At the centre of the board a large dark form, densely dotted in deep brown, suggests the body of the serpent returning to earth. The sinuous line threads through ten concentric circle sites as it travels the length of the field, the warm ochre ground worked throughout in close dotting of dusky pinks, creams and white. The palette is restrained and earthen in the manner Willy would make his signature across four decades of practice.
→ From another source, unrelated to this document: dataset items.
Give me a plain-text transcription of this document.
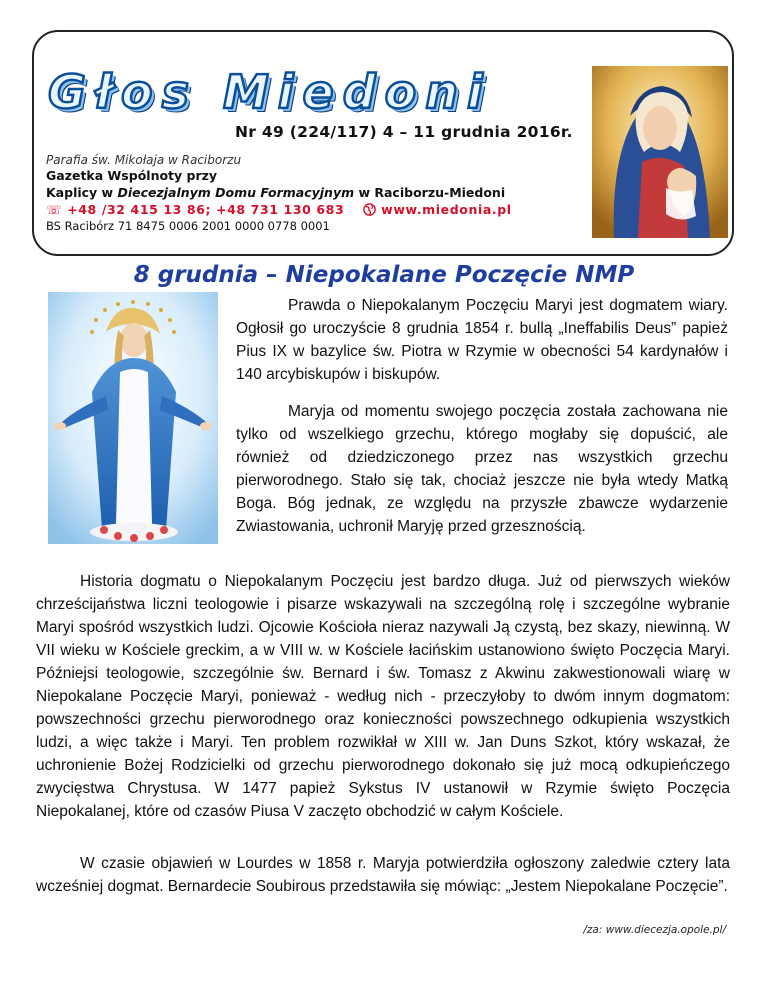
Głos Miedoni
Nr 49 (224/117) 4 – 11 grudnia 2016r.
Parafia św. Mikołaja w Raciborzu
Gazetka Wspólnoty przy
Kaplicy w Diecezjalnym Domu Formacyjnym w Raciborzu-Miedoni
☏ +48 /32 415 13 86; +48 731 130 683	www.miedonia.pl
BS Racibórz 71 8475 0006 2001 0000 0778 0001
8 grudnia – Niepokalane Poczęcie NMP

Prawda o Niepokalanym Poczęciu Maryi jest dogmatem wiary. Ogłosił go uroczyście 8 grudnia 1854 r. bullą „Ineffabilis Deus” papież Pius IX w bazylice św. Piotra w Rzymie w obecności 54 kardynałów i 140 arcybiskupów i biskupów.

Maryja od momentu swojego poczęcia została zachowana nie tylko od wszelkiego grzechu, którego mogłaby się dopuścić, ale również od dziedziczonego przez nas wszystkich grzechu pierworodnego. Stało się tak, chociaż jeszcze nie była wtedy Matką Boga. Bóg jednak, ze względu na przyszłe zbawcze wydarzenie Zwiastowania, uchronił Maryję przed grzesznością.

Historia dogmatu o Niepokalanym Poczęciu jest bardzo długa. Już od pierwszych wieków chrześcijaństwa liczni teologowie i pisarze wskazywali na szczególną rolę i szczególne wybranie Maryi spośród wszystkich ludzi. Ojcowie Kościoła nieraz nazywali Ją czystą, bez skazy, niewinną. W VII wieku w Kościele greckim, a w VIII w. w Kościele łacińskim ustanowiono święto Poczęcia Maryi. Późniejsi teologowie, szczególnie św. Bernard i św. Tomasz z Akwinu zakwestionowali wiarę w Niepokalane Poczęcie Maryi, ponieważ - według nich - przeczyłoby to dwóm innym dogmatom: powszechności grzechu pierworodnego oraz konieczności powszechnego odkupienia wszystkich ludzi, a więc także i Maryi. Ten problem rozwikłał w XIII w. Jan Duns Szkot, który wskazał, że uchronienie Bożej Rodzicielki od grzechu pierworodnego dokonało się już mocą odkupieńczego zwycięstwa Chrystusa. W 1477 papież Sykstus IV ustanowił w Rzymie święto Poczęcia Niepokalanej, które od czasów Piusa V zaczęto obchodzić w całym Kościele.

W czasie objawień w Lourdes w 1858 r. Maryja potwierdziła ogłoszony zaledwie cztery lata wcześniej dogmat. Bernardecie Soubirous przedstawiła się mówiąc: „Jestem Niepokalane Poczęcie”.

/za: www.diecezja.opole.pl/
This board dates from 1978, just two years into his painting career. Willy was born around 1932 at Patjantja, south-west of Lake Mackay, and described growing up in the desert in his own words as walking around naked with only a nulla nulla and woomera. He came to Haasts Bluff in 1956 with a large group of Pintupi and was moved to Papunya in 1959. He began painting for Papunya Tula Artists in 1976 and by the time of his death in 2018 had become one of the company's most senior painters. As the middle brother between Yala Yala Gibbs Tjungurrayi, whose work also appears in this Catalogue, and George Ward Tjungurrayi, he belonged to one of the great painting families of the Western Desert. His position in his community entitled him to paint the sacred and secret dimensions of the Tingari cycle, and he carried that authority for more than forty years.